While rumours of a potential Agnelli family exit have surfaced over the years in Italy’s press, Exor has repeatedly said the stake remained a strategic investment for the family.
But while Exor’s increase in control would make Fiat Chrysler less of a takeover target and reduce its options for strategic tie-ups, the Agnellis have helped restructure the group they founded 115 years ago, analysts said.
They have also brought in CEO Sergio Marchionne, widely credited for turning its and Chrysler’s fortunes around.
“There are very few examples in the automotive industry of a strong family owner who has been beneficial to the company, but in the past the Agnellis have acted in a very constructive way,” said Sascha Gommel, an analyst at Commerzbank. “I would sit on the fence on this one.”
Fiat Chrysler said in the filing the 62-year-old Marchionne, who has vowed to lead the joint group until 2018, remains “critical” to the execution of the company’s ambitious growth plans.
The company is counting on the merger and a U.S. listing to help foot the bill for its 48 billion euro ($65.5 billion) (65.5 billion pounds) plan to grow net profit five-fold and sales by 60 percent by 2018.
However, the tie-up will not result in any significant operational cost savings or synergies, it said in the filing.
Shareholders are due to vote on the merger on Aug. 1.
Investors will receive one FCA share for each Fiat share they hold. Most will also be eligible for the special voting shares, which will not be listed or traded.
Shareholders who vote against the merger are entitled to cash exit rights of 7.727 euros ($10.54) per share.
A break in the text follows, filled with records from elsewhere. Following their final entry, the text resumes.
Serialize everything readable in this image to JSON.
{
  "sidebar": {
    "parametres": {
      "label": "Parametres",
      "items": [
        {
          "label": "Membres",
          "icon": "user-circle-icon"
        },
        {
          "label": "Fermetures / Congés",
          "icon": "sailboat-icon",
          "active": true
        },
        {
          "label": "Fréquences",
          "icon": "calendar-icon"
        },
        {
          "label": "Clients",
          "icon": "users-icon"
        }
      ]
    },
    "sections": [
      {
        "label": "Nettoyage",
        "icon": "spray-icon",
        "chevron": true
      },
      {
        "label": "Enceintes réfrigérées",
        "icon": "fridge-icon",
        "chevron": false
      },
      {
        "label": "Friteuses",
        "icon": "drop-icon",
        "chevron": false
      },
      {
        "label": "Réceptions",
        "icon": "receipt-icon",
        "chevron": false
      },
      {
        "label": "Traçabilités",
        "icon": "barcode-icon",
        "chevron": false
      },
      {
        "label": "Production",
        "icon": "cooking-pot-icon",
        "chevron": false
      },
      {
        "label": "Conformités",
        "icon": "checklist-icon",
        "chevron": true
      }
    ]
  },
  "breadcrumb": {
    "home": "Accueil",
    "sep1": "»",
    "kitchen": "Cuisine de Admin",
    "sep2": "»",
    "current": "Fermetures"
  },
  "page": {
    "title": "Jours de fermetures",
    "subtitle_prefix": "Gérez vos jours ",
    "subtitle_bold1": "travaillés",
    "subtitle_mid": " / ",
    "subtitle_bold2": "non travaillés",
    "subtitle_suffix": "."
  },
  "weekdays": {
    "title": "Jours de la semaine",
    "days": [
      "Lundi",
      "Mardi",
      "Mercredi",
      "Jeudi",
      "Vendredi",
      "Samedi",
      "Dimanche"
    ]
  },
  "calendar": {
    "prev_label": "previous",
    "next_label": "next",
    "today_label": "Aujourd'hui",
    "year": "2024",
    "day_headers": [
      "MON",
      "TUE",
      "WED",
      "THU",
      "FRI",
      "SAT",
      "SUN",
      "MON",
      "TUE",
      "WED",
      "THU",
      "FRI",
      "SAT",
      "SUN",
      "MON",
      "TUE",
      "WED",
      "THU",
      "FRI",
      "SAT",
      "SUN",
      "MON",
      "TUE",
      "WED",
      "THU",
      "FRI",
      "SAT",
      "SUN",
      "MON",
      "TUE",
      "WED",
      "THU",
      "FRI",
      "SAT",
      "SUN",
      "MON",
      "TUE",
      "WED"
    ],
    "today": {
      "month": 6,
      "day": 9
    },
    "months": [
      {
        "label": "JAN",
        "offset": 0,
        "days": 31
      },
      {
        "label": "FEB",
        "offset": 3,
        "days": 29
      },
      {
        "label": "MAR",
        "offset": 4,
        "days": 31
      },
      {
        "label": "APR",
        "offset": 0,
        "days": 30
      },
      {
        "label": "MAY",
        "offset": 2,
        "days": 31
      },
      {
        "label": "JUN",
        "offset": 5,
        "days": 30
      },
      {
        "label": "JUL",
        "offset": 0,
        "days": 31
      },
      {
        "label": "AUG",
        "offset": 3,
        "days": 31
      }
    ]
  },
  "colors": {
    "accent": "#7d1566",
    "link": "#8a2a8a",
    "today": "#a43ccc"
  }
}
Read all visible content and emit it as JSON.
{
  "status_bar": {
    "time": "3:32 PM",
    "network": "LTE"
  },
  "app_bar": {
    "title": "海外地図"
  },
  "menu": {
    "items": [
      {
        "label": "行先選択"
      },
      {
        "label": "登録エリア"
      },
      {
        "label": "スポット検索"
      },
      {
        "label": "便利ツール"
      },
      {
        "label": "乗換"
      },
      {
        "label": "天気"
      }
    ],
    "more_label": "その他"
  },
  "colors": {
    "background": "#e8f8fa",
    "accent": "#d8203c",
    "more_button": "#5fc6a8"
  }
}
The carmaker expects challenges in creating enough liquidity for its shares in the U.S. market, which will be complicated by its shares also being listed in Milan. U.S. trading volumes of Fiat’s sister company CNH Industrial remain tiny eight months after listing on Wall Street.
FCA will be Dutch-registered, headquartered in London and have its tax domicile in Britain, although the company said authorities may treat it as also being tax resident elsewhere.
Fiat Chrysler said a potential delay to the merger or U.S. listing - both anticipated to be concluded this year - could affect its business plan, operations and shares.